On Writing Readable Code
Most advice about readable code focuses on surface things: name your variables well, keep functions short, add comments. That’s all true, but it misses the deeper point.
Readable code is code that minimises what the reader has to hold in their head at once.
Cognitive load, not aesthetics
When you read a function and have to track five mutable variables, remember which conditions have already been checked, and reconstruct the call stack to understand what result even means — that’s high cognitive load. The code might be perfectly named. It’s still hard to read.
The question to ask isn’t “does this look clean?” but “how much does the reader have to know before this makes sense?”
A few things that actually help
Locality. Put things near where they’re used. A variable declared at the top of a 60-line function forces the reader to remember it the whole way down. Declare it just before it’s needed.

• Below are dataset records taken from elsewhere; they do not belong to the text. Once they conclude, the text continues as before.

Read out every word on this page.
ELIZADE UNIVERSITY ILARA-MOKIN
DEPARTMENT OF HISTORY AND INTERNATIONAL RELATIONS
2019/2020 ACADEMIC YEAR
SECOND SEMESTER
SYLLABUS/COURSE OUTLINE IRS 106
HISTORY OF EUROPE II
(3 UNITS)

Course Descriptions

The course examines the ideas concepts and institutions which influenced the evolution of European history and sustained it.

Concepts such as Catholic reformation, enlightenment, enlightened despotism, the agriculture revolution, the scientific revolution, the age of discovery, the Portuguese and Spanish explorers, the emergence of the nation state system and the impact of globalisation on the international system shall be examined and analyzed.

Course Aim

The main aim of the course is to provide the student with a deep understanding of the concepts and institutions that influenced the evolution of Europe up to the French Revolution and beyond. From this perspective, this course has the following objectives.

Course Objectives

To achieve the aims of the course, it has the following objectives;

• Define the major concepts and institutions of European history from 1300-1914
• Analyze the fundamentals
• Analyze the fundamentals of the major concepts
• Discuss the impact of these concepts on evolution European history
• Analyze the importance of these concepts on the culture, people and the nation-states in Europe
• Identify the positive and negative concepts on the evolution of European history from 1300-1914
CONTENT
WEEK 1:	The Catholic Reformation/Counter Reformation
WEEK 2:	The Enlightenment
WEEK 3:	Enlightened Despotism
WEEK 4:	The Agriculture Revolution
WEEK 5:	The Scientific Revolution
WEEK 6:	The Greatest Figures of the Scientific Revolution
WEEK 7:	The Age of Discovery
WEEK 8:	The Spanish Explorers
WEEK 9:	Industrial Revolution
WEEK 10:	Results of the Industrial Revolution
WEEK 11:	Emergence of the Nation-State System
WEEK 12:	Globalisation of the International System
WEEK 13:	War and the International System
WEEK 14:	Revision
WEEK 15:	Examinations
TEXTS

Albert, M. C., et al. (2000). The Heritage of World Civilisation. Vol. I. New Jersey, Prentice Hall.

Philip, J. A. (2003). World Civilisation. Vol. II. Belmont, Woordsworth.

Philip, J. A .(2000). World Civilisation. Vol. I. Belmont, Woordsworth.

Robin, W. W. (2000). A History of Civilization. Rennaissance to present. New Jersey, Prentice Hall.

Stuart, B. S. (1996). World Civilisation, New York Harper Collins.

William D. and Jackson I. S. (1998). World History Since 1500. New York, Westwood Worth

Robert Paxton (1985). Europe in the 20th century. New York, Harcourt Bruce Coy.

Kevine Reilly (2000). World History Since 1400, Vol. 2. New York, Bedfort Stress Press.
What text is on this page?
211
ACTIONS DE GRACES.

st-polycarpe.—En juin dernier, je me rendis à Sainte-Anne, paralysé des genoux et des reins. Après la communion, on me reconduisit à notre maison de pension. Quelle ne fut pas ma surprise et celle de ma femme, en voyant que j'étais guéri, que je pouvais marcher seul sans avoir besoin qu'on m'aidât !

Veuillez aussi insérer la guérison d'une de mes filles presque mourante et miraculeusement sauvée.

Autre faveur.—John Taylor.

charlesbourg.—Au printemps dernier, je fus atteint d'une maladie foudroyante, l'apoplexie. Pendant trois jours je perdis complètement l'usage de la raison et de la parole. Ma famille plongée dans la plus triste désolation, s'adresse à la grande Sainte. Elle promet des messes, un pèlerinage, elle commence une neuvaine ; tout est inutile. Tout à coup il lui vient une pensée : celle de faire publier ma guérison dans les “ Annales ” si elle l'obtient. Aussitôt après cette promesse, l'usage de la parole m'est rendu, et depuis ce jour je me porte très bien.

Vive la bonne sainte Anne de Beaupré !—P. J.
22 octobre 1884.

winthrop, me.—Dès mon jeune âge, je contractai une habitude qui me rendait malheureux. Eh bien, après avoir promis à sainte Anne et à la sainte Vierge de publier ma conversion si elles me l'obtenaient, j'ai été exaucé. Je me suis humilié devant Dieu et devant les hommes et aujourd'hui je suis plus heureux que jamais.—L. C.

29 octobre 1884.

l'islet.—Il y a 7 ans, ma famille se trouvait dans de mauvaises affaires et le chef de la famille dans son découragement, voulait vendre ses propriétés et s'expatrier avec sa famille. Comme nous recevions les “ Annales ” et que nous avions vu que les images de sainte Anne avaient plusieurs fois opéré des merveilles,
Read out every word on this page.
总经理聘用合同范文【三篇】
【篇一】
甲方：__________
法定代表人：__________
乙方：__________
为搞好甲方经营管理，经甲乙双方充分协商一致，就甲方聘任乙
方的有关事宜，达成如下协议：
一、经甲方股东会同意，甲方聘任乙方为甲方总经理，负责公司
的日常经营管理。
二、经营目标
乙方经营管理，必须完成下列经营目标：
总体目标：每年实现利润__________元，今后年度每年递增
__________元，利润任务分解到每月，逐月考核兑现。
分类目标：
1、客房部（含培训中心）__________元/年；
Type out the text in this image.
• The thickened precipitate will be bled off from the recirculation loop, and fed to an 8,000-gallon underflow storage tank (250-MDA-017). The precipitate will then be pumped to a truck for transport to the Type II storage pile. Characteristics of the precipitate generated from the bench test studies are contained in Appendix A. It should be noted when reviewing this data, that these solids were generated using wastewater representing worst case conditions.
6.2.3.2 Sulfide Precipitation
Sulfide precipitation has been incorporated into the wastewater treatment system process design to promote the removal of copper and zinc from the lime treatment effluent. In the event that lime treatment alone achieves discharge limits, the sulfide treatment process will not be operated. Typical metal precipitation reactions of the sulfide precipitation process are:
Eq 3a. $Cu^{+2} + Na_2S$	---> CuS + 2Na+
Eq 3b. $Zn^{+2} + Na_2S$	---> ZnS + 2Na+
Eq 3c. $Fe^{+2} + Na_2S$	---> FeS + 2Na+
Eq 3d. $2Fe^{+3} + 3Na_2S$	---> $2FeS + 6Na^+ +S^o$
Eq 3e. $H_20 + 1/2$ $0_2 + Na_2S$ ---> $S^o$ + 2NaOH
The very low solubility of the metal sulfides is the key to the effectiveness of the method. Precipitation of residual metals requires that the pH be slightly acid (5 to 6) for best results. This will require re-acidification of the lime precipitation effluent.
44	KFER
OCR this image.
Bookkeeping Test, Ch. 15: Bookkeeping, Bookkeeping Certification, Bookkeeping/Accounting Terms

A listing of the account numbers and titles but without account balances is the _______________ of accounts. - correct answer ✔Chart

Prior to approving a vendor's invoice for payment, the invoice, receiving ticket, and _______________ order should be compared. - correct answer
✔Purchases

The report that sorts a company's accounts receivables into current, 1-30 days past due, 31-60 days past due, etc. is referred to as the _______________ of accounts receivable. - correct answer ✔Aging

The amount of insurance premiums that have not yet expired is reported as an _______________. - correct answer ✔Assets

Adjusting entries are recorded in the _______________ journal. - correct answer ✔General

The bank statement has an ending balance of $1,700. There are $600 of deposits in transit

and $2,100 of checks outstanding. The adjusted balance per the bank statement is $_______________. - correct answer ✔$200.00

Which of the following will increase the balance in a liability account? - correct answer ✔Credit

Linearity. Code that flows top-to-bottom without jumping between states is easier to follow than code that mutates shared objects across callbacks and conditionals. Immutability and explicit data flow help with this.
Explicit over implicit. When a function does something surprising, say so — not in a comment, but in the structure. A function that returns early when the input is invalid is clearer than one that silently does nothing.
The test
Ask yourself: could a competent engineer who hasn’t seen this code understand what it does in two minutes, without context? If not, the issue is usually complexity, not style.
That’s the bar. Not beautiful — comprehensible.